Line ending translation extension
Mark Hammond
skippy.hammond at gmail.com
Sat Sep 5 20:09:45 CDT 2009
On 6/09/2009 9:46 AM, Martin Geisler wrote:
> Hi people from python-devel, hi mercurial-devel
>
> There has been a long thread over on python-devel about how Mercurial
> can support something similar to the svn:eol-style property:
>
> http://thread.gmane.org/gmane.comp.python.devel/106002/
>
> (I've Cc'ed a bunch of people from the thread. I hope that is okay.)
>
> The win32text extension already has the necessary filters, but I think
> it has an unfortunate name: it seems very Windows-centric whereas this
> problem is not particularly tied to Windows. The names of the filters
> are also strange to me ('cleverencode:' -- why the colon?).
>
> Another problem with win32text is that one must configured it again and
> again -- the settings are not stored in the repository.
>
> *Python people:* are there other problems with win32text? I don't use
> it, so I wonder why you guys are not trying to improve that extension?
Of the problems, the main ones are:
* It appears designed to have identical semantics on Windows as
non-windows. As a result, it doesn't seem possible to have win32text
configured identically on 2 operating systems, but have each OS use
'native' line endings for all files under its control.

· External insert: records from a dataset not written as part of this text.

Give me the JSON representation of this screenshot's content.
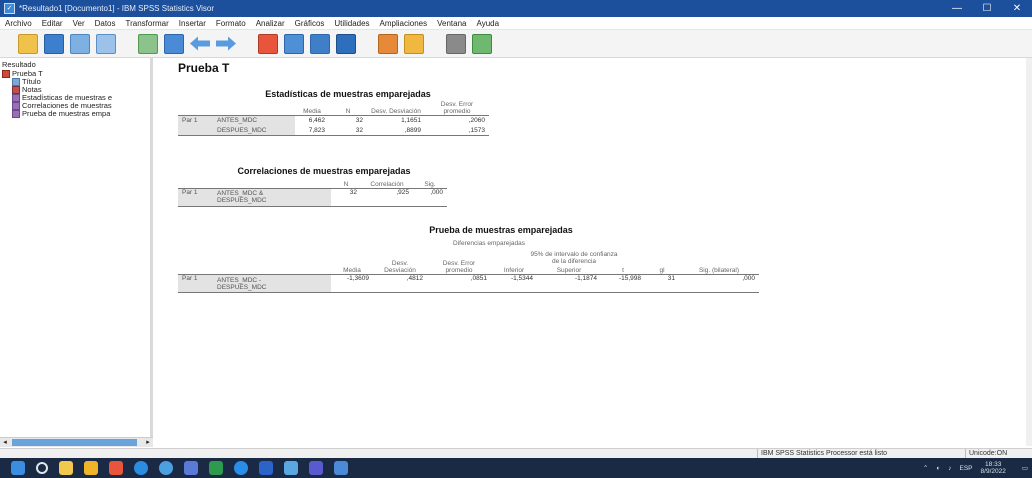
{
  "window": {
    "title": "*Resultado1 [Documento1] - IBM SPSS Statistics Visor",
    "minimize": "—",
    "maximize": "☐",
    "close": "✕"
  },
  "menu": [
    "Archivo",
    "Editar",
    "Ver",
    "Datos",
    "Transformar",
    "Insertar",
    "Formato",
    "Analizar",
    "Gráficos",
    "Utilidades",
    "Ampliaciones",
    "Ventana",
    "Ayuda"
  ],
  "toolbar_icons": [
    "open-folder-icon",
    "save-icon",
    "print-icon",
    "print-preview-icon",
    "export-icon",
    "recall-dialog-icon",
    "undo-icon",
    "redo-icon",
    "goto-data-icon",
    "goto-case-icon",
    "goto-variable-icon",
    "variables-icon",
    "insert-output-icon",
    "designate-window-icon",
    "show-hide-icon",
    "promote-icon"
  ],
  "outline": {
    "root": "Resultado",
    "items": [
      {
        "label": "Prueba T",
        "level": 1,
        "icon": "book-icon"
      },
      {
        "label": "Título",
        "level": 2,
        "icon": "title-icon"
      },
      {
        "label": "Notas",
        "level": 2,
        "icon": "notes-icon"
      },
      {
        "label": "Estadísticas de muestras e",
        "level": 2,
        "icon": "table-icon"
      },
      {
        "label": "Correlaciones de muestras",
        "level": 2,
        "icon": "table-icon"
      },
      {
        "label": "Prueba de muestras empa",
        "level": 2,
        "icon": "table-icon"
      }
    ]
  },
  "content": {
    "heading": "Prueba T",
    "stats": {
      "title": "Estadísticas de muestras emparejadas",
      "headers": [
        "Media",
        "N",
        "Desv. Desviación",
        "Desv. Error promedio"
      ],
      "pair": "Par 1",
      "rows": [
        {
          "var": "ANTES_MDC",
          "media": "6,462",
          "n": "32",
          "sd": "1,1651",
          "se": ",2060"
        },
        {
          "var": "DESPUES_MDC",
          "media": "7,823",
          "n": "32",
          "sd": ",8899",
          "se": ",1573"
        }
      ]
    },
    "corr": {
      "title": "Correlaciones de muestras emparejadas",
      "headers": [
        "N",
        "Correlación",
        "Sig."
      ],
      "pair": "Par 1",
      "var1": "ANTES_MDC &",
      "var2": "DESPUES_MDC",
      "n": "32",
      "r": ",925",
      "sig": ",000"
    },
    "test": {
      "title": "Prueba de muestras emparejadas",
      "group_header": "Diferencias emparejadas",
      "ci_header_1": "95% de intervalo de confianza",
      "ci_header_2": "de la diferencia",
      "headers": [
        "Media",
        "Desv. Desviación",
        "Desv. Error promedio",
        "Inferior",
        "Superior",
        "t",
        "gl",
        "Sig. (bilateral)"
      ],
      "pair": "Par 1",
      "var1": "ANTES_MDC -",
      "var2": "DESPUES_MDC",
      "values": [
        "-1,3609",
        ",4812",
        ",0851",
        "-1,5344",
        "-1,1874",
        "-15,998",
        "31",
        ",000"
      ]
    }
  },
  "status": {
    "processor": "IBM SPSS Statistics Processor está listo",
    "unicode": "Unicode:ON"
  },
  "taskbar": {
    "lang": "ESP",
    "time": "18:33",
    "date": "8/9/2022"
  }
}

* It is, in a practical sense, an orphan. For the above reason and
possibly others, win32text is simply not used by anyone in the core hg
team. As a result all requests about win32text tend to fall on deaf
ears and if prodded, the response is universally "sorry - can't help -
don't run it". It seems to me that almost all win32text questions to
the hg-dev mailing list go unanswered.
> I think we need someone who uses Windows and who therefore cares about
> this issue -- as a Linux guy it's still difficult for me to see why this
> is such a problem, except for new files (but they are easy to correct as
> they pop up).
This has come up on the python-dev list, but I think the solution to
this is easy - first, ensure the extension works correctly on
non-windows platforms (which will be a requirement anyway IIUC, so the
few rules which do *not* indicate native EOLs must still work on
non-windows platforms.) Secondly, use a repository to edit files where
other than 'native' line endings are implemented. This will force hg to
perform conversions on Linux for most working-tree operations. This
should ensure that you can see the same pain Windows users see, and more
importantly, will ensure that non-windows users can easily reproduce
test cases reported by the bug-trackers etc - they will just need to
'reverse' the line-ending specifications when reproducing on non-windows
platforms.
> Personally, I would like Mercurial to have at least as good support for
> this as Subversion and other systems have. But I'm not going to drive
> the development, it's not really my itch. I just hope to kickstart it.
Me too - I first started trying to help out with this well over 6 months
ago mainly for selfish reasons:
* Given Python's decision, I'd like to move some of my personal python
related repos to hg, but some of these can regularly expect use by
Windows users.
* I use some 3rd party hg repositories - some of them huge, such as
mozilla - and am yet to meet *a single one* I work with regularly with
clean line endings. IMO this is undesirable, and blaming Windows or
Windows users is somewhat disingenuous - but I can't see how to help
prevent this in the current situation.